Surety bonds provide a wide range of support for business owners. While they may seem like just another expense to some small business owners, they actually provide a number of key benefits like providing customers with a sense of confidence in the bonded company.
Surety bonds can give your business a competitive advantage and help you stand out in your industry. There are a number of reasons why customers prefer to work with companies who have taken the time to obtain this additional form of insurance to demonstrate the integrity of their services.
If you are on the verge of starting a business or you want to put a better level of security in place, consider a few key reasons you need these bonds in place.
Surety Bonds Ensure Your Customers are Safe
Surety bonds give your customers and clients the support they need to know they have a backup in case an error leads to a loss. Customers often expect companies to carry bonding. If you do not have it, chances are good your competitor does.
Surety Bonds are in place to ensure contracts for services are completed, even when the company defaults, to protect the customer from financial loss. There are four main types of surety bonds:
- Payment Bond: This ensures payment for any subcontractor or supplier associated with completing the job or service.
- Bid Bond: This ensures the bidder will provide the payment and performance bonds once awarded the contract.
- Performance Bond: This ensures that completion of the contract will be performed according to the conditions and terms of the contract.
- Ancillary Bond: Ensures that all requirements of the job or service are performed.
It Reduces Your Financial Risk
If a project goes bad, a mistake is made or something else happens and the finished work is not what was promised, your surety bond can help to minimize the out of pocket expenses you have to pay to the customer.
Contractor default is an unfortunate, and sometimes unavoidable, circumstance. In the event of contractor failure, the owner must formally declare the contractor in default. The surety conducts an impartial investigation prior to settling any claim. This protects the contractor’s legal recourse in the event that the owner improperly declares the contractor in default.
When there is a proper default, the surety’s options often are spelled out in the bond. These options may include the right to re-bid the job for completion, bring in a replacement contractor, provide financial and/or technical assistance to the existing contractor, or pay the penal sum of the bond. That owners have been shielded from risk is evidenced by the fact that surety companies have paid more than $10.1 billion due to contractor default since 1995, according to The Surety & Fidelity Association of America, Washington, DC. In 2009, the surety industry paid more than $84.4 million in losses on private construction and more than $1.6 billion since 1995.

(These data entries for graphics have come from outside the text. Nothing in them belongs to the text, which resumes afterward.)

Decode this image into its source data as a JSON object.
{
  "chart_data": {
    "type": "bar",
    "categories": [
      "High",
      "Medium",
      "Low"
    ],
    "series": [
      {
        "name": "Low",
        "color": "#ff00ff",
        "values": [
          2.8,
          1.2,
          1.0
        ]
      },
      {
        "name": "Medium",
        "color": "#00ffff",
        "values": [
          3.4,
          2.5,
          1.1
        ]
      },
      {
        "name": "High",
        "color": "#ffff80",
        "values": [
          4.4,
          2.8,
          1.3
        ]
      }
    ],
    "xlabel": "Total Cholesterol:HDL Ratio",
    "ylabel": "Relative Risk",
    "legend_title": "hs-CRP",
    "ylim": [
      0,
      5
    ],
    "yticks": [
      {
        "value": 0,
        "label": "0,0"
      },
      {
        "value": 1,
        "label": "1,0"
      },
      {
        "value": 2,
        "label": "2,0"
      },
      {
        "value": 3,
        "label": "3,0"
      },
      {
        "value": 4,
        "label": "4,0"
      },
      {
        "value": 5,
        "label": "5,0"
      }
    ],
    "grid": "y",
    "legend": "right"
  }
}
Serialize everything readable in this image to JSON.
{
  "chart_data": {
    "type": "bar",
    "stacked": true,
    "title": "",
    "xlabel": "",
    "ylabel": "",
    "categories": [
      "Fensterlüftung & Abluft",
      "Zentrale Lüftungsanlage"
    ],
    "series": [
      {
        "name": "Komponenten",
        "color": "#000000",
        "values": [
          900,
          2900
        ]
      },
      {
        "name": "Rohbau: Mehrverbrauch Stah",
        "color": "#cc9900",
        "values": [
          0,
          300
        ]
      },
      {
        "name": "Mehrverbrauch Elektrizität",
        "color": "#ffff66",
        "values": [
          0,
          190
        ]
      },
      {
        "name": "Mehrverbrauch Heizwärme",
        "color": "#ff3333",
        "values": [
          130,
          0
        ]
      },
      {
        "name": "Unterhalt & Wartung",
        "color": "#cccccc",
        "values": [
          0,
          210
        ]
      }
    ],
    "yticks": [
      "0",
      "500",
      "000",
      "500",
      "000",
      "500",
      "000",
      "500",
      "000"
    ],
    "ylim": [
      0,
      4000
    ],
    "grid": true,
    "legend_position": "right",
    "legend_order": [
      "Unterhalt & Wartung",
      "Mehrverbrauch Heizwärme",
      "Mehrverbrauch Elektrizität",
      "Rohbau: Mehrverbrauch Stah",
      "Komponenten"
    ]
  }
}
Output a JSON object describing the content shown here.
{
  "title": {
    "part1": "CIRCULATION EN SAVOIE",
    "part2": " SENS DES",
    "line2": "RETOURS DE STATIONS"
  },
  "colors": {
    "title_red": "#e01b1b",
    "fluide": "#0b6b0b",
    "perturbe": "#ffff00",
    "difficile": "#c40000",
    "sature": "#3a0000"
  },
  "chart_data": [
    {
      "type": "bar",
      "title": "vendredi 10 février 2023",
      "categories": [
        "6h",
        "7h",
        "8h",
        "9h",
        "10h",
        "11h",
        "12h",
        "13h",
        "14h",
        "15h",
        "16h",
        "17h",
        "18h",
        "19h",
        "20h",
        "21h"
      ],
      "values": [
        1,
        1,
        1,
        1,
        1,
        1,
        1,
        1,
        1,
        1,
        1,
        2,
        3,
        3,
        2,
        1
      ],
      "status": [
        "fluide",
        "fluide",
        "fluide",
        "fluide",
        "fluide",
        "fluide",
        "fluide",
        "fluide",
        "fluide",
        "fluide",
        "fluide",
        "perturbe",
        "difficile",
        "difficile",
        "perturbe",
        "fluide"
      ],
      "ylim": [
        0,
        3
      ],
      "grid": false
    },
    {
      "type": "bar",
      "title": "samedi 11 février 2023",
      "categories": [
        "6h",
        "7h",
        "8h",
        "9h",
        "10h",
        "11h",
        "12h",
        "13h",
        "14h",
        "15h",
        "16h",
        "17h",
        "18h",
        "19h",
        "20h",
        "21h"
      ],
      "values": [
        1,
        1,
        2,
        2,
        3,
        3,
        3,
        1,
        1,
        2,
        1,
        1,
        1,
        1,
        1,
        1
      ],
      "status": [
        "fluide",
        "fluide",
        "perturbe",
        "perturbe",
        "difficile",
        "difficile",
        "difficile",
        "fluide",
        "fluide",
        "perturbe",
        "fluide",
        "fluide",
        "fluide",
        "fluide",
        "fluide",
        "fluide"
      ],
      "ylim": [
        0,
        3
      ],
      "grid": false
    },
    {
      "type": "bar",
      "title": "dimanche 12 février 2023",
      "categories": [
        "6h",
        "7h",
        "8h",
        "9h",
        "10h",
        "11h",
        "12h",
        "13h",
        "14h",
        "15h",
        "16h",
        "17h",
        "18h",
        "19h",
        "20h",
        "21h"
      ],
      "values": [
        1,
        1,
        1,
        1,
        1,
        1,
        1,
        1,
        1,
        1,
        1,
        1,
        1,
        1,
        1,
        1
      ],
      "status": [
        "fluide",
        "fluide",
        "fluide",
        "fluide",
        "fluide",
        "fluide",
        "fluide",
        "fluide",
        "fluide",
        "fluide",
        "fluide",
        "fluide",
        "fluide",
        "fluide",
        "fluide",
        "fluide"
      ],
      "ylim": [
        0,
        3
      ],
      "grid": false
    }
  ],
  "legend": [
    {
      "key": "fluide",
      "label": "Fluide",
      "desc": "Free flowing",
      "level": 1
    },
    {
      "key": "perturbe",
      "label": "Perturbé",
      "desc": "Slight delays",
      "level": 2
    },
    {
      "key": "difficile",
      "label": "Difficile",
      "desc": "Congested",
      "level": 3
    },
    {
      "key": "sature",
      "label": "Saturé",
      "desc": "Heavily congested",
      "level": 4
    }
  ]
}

One of the lesser known benefits to surety bonds has to do with your customer’s payment. If and when a payment does not happen, a surety bond may guarantee that payment to you. Your policy needs to be specifically written for this benefit in order for it to be present.
A Bond May Be Required
Some professionals who must obtain a license to operate in the state or local jurisdiction may be required to obtain a surety bond. In fact, having surety bonds may allow you to work in areas where your competition without a bond cannot.If you are in the construction industry and are seeking work from the federal government, a surety bond is probably required. Additional industries that may require surety bonds are financial, automotive and other specializations that require licensing from a state, federal or municipal government.
Bonds are Inexpensive
In most cases, surety bonds are not nearly as expensive as the other types of insurance you may have. And, they tend to offer far more benefits than drawbacks.
Small business owners are always looking for ways to distance themselves from the competition. Surety bonds give consumers added protection and provide businesses with a boost of credibility. Telling people you care about consumer protection is one thing — having a surety bond that backs up that statement is something altogether different. Plus, not just anyone can get a surety bond, and the rigors of securing one indicates the relative financial health and legitimacy of a company.
There are also surety bonds dedicated to helping protect entrepreneurs and small business owners. Fidelity bonds can insulate entrepreneurs from financial ruin in the unlikely event their employees steal or somehow break the law or harm consumers.
Surety bonds can help companies attract and retain customers while at the same time safeguarding their interests.
Surety bonds should not be something you overlook. Take the time to consider what they are, how they can fit your needs and exactly how affordable they can be. It may be just what you need to gain the confidence from your customers or clients to land the way.